Witam na moim blogu.

Życzę przyjemnego wertowania moich przemyśleń. Zapraszam do komentowania.

poniedziałek, 17 stycznia 2011

Małe dziecko czyli ja też tak chcę, bo ktoś tak ma

Ostatnio miałem przyjemność z pewnym 17-letnim "jegomościem", który cały czas nawijał o swoich aspiracjach. Nie byłoby w tym nic dziwnego, gdyby nie jeden fakt, który łączył je wszystkie razem: żaden z tych pomysłów nie miał w sobie za grosz oryginalności. Wszystkie one wynikały z tego, że jego znajomi działają w różnych organizacjach, gdzieś rozwijają swoje zdolności więc niby dlaczego on miałby być gorszy? Kropka w kropkę wszystko tak samo jak inni.

Właśnie to jest dobre pytanie: czemu nie mając wszystkiego tego co mają inni. on czuje się gorszy? Czemu zawsze szuka tylko tam, gdzie ktoś już przetarł szlak?

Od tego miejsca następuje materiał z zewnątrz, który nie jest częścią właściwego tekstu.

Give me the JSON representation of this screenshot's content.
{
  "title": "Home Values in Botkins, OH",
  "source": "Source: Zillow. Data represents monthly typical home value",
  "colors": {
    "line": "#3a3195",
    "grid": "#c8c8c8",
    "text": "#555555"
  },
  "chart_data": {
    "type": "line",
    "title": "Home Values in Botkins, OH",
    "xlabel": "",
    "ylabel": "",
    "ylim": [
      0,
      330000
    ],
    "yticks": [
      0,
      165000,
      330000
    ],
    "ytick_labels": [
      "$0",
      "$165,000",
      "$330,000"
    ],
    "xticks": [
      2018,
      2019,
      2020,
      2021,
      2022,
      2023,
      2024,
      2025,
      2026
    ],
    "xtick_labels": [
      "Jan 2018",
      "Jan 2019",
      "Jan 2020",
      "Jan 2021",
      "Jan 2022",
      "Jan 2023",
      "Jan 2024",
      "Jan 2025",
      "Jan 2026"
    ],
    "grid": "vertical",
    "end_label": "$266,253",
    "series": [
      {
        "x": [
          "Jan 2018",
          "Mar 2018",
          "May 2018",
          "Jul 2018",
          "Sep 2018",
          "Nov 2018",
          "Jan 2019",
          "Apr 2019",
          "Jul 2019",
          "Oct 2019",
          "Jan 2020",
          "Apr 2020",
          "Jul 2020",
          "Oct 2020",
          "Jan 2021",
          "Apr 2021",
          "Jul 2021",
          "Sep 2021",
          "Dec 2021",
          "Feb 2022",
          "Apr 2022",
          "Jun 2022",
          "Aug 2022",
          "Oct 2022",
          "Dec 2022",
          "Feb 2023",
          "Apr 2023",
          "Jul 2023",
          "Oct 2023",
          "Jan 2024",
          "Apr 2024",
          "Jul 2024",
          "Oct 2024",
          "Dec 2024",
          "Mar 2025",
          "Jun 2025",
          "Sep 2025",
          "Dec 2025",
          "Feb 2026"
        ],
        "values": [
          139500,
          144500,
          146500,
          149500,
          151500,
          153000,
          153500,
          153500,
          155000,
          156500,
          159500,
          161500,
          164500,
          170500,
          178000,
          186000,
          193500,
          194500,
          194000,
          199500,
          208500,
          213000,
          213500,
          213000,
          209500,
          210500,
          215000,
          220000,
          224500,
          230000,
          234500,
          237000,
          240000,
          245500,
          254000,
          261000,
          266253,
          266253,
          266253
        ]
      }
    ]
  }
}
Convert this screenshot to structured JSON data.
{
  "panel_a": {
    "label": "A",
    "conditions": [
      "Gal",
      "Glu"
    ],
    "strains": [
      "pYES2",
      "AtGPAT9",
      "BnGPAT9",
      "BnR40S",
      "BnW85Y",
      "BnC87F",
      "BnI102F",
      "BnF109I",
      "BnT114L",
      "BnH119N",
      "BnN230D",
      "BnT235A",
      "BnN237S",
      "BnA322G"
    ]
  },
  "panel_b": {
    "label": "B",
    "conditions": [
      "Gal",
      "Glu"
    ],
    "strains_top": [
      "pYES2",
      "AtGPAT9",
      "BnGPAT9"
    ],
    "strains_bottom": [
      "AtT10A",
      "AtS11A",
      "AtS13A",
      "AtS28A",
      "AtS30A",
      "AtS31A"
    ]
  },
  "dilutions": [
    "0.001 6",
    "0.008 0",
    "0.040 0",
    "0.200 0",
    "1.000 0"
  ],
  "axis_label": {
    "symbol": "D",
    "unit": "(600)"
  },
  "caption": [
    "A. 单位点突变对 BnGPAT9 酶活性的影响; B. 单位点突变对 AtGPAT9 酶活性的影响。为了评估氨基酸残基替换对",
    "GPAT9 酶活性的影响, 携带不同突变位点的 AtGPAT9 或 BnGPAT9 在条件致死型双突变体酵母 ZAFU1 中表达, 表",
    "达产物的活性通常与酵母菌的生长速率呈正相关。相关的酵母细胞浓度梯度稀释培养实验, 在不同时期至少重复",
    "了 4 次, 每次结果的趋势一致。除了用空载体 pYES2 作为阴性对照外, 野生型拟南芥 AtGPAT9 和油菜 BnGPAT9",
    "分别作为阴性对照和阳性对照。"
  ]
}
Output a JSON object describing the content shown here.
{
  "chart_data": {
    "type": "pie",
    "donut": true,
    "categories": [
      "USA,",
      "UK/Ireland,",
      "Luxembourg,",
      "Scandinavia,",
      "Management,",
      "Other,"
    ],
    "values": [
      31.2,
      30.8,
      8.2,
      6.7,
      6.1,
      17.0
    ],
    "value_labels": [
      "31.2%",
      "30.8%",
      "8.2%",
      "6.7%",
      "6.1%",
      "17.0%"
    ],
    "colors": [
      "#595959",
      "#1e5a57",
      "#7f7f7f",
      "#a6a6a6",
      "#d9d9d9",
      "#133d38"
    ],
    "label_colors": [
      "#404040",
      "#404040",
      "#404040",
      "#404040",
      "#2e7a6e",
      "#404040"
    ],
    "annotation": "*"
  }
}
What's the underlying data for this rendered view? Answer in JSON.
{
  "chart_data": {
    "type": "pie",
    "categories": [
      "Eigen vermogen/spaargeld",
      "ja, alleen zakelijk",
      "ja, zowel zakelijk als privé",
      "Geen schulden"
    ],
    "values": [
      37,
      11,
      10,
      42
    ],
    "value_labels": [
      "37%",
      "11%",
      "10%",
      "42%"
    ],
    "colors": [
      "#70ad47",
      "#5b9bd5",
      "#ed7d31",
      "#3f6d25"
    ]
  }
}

Asekurant? Tak jest być może bezpiecznej, ale nie ma dwóch identycznych osób. Przecież każdy z nas stanowi na swój sposób pewną indywidualność i nie zawsze to co jest najlepsze dla innych jest najlepsze dla nas. A może owy osobnik działa tak jedynie z powodu zazdrości? Małe dzieci zachowują się bardzo podobnie: jak jedno ma zabawkę a drugie nie. Wtedy, w konsekwencji zazdrości, to drugie zaczyna "urabiać" rodziców żeby się zgodzili na zakup takiej samej lub nawet lepszej zabawki. Sytuacja jest podobna, jak wcześniej.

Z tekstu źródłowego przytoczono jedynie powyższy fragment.